Features search library for supervised machine learning on tabular data
Project description
Upgini : free feature search library for Machine Learning
Automatically searches through thousands of ready-to-use features from public, community and commercial data sources and enriches your dataset with new external features in minutes
Live DEMO in Colab » |
Upgini.com |
Sign In |
Slack Community
❔ Overview
Upgini is a Python library for an automated features search to boost accuracy of supervised ML models on tabular data. It enriches your dataset with intelligently crafted features from a broad range of curated data sources, including public datasets and scraped data. The search is conducted for any combination of public IDs contained in your tabular dataset: IP, date, etc.

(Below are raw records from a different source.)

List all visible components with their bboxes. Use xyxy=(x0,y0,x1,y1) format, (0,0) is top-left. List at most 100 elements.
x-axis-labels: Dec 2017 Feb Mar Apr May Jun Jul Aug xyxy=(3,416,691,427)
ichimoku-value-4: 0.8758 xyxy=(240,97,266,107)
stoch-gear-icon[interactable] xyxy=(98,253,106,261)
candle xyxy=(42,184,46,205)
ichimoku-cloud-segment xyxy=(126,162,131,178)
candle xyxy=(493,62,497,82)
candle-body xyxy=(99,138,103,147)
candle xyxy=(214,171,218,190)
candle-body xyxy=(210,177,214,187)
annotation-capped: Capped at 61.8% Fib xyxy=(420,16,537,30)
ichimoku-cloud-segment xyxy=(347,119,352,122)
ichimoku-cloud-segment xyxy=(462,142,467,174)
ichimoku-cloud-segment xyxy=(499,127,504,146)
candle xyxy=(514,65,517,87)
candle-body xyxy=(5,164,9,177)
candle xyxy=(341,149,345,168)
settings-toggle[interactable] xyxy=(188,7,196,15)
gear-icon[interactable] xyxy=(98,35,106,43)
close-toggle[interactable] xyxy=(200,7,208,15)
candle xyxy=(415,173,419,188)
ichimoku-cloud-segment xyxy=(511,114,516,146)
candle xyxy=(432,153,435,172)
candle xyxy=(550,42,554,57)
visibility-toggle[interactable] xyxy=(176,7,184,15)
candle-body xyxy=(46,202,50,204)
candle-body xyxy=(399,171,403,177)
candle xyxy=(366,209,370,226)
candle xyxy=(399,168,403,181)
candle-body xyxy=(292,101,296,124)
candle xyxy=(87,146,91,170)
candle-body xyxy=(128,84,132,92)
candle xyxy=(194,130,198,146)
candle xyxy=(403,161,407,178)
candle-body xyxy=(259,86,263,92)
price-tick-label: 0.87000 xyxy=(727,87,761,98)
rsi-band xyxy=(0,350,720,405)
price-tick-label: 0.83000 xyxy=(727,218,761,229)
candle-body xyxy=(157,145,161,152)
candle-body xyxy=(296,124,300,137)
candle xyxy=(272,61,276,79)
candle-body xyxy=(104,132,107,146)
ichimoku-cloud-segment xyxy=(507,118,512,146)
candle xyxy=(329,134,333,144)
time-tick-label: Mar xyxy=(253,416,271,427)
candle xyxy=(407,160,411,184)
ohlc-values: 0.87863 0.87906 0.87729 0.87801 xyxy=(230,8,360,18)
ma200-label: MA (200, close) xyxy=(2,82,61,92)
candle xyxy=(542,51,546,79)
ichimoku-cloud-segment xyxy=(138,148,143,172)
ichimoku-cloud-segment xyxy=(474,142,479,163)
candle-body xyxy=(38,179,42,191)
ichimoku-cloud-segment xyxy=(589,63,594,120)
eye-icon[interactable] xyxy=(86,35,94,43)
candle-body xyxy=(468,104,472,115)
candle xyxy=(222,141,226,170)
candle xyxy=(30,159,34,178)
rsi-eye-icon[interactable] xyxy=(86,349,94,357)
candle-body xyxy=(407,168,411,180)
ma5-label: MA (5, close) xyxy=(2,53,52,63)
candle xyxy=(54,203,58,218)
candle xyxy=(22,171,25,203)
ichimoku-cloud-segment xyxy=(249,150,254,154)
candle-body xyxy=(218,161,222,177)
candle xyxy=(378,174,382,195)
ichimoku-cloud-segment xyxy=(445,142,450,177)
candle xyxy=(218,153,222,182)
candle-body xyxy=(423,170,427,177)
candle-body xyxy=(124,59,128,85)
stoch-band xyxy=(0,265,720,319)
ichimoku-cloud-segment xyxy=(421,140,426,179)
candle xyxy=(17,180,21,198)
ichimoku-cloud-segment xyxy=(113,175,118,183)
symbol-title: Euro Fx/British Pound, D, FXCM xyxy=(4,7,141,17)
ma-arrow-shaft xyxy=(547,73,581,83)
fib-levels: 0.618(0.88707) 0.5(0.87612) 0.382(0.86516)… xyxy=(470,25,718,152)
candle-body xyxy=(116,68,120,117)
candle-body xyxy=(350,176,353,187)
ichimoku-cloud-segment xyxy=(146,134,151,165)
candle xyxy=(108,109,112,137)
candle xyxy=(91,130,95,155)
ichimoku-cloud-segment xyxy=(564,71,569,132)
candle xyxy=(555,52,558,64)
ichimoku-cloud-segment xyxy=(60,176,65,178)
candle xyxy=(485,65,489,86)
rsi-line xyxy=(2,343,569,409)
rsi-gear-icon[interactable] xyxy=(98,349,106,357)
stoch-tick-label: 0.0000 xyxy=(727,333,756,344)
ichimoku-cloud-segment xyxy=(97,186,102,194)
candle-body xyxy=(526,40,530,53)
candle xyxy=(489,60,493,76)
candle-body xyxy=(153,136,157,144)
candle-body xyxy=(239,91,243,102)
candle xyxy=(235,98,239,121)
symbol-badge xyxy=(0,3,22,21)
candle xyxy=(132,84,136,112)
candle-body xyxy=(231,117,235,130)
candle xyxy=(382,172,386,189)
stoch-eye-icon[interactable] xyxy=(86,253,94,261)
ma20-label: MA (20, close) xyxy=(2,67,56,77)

Only features that improve the prediction power of your ML model are returned.
Motivation: for most supervised ML models external data & features boost accuracy significantly better than any hyperparameters tuning. But lack of automated and time-efficient search tools for external data blocks massive adoption of external features in ML pipelines.
We want radically simplify features search and delivery for ML pipelines to make external data a standard approach. Like a hyperparameter tuning for machine learning nowadays.
🚀 Awesome features
⭐️ Automatically find only features that give accuracy improvement for ML algorithm according to metrics: ROC AUC, RMSE, Accuracy. Not just correlated with target variable, which 9 out of 10 cases gives zero accuracy improvement for production ML cases
⭐️ Calculate accuracy metrics and uplifts if you'll enrich your existing ML model with found external features, right in search results
⭐️ Check the stability of accuracy gain from external data on out-of-time intervals and verification datasets. Mitigate risks of unstable external data dependencies in ML pipelines
⭐️ Scikit-learn compatible interface for quick data integration with your existing ML pipelines
⭐️ Curated and updated data sources, including public datasets and scraped data
⭐️ Support for several search key types (including date/datetime, SHA256 hashed email, IPv4, phone), more to come...
⭐️ Supported supervised ML tasks:
- ☑️ binary classification
- ☑️ multiclass classification
- ☑️ regression
- 🔜 time series prediction
- 🔜 recommender system
🏁 Quick start with Live demo
🏎 Live demo with Kaggle competition data
Notebook with a Kaggle example: kaggle_example.ipynb. The problem being solved is a Kaggle competition Store Item Demand Forecasting Challenge. The goal is to predict future sales of different goods in different stores based on a 5-year history of sales. The evaluation metric is SMAPE.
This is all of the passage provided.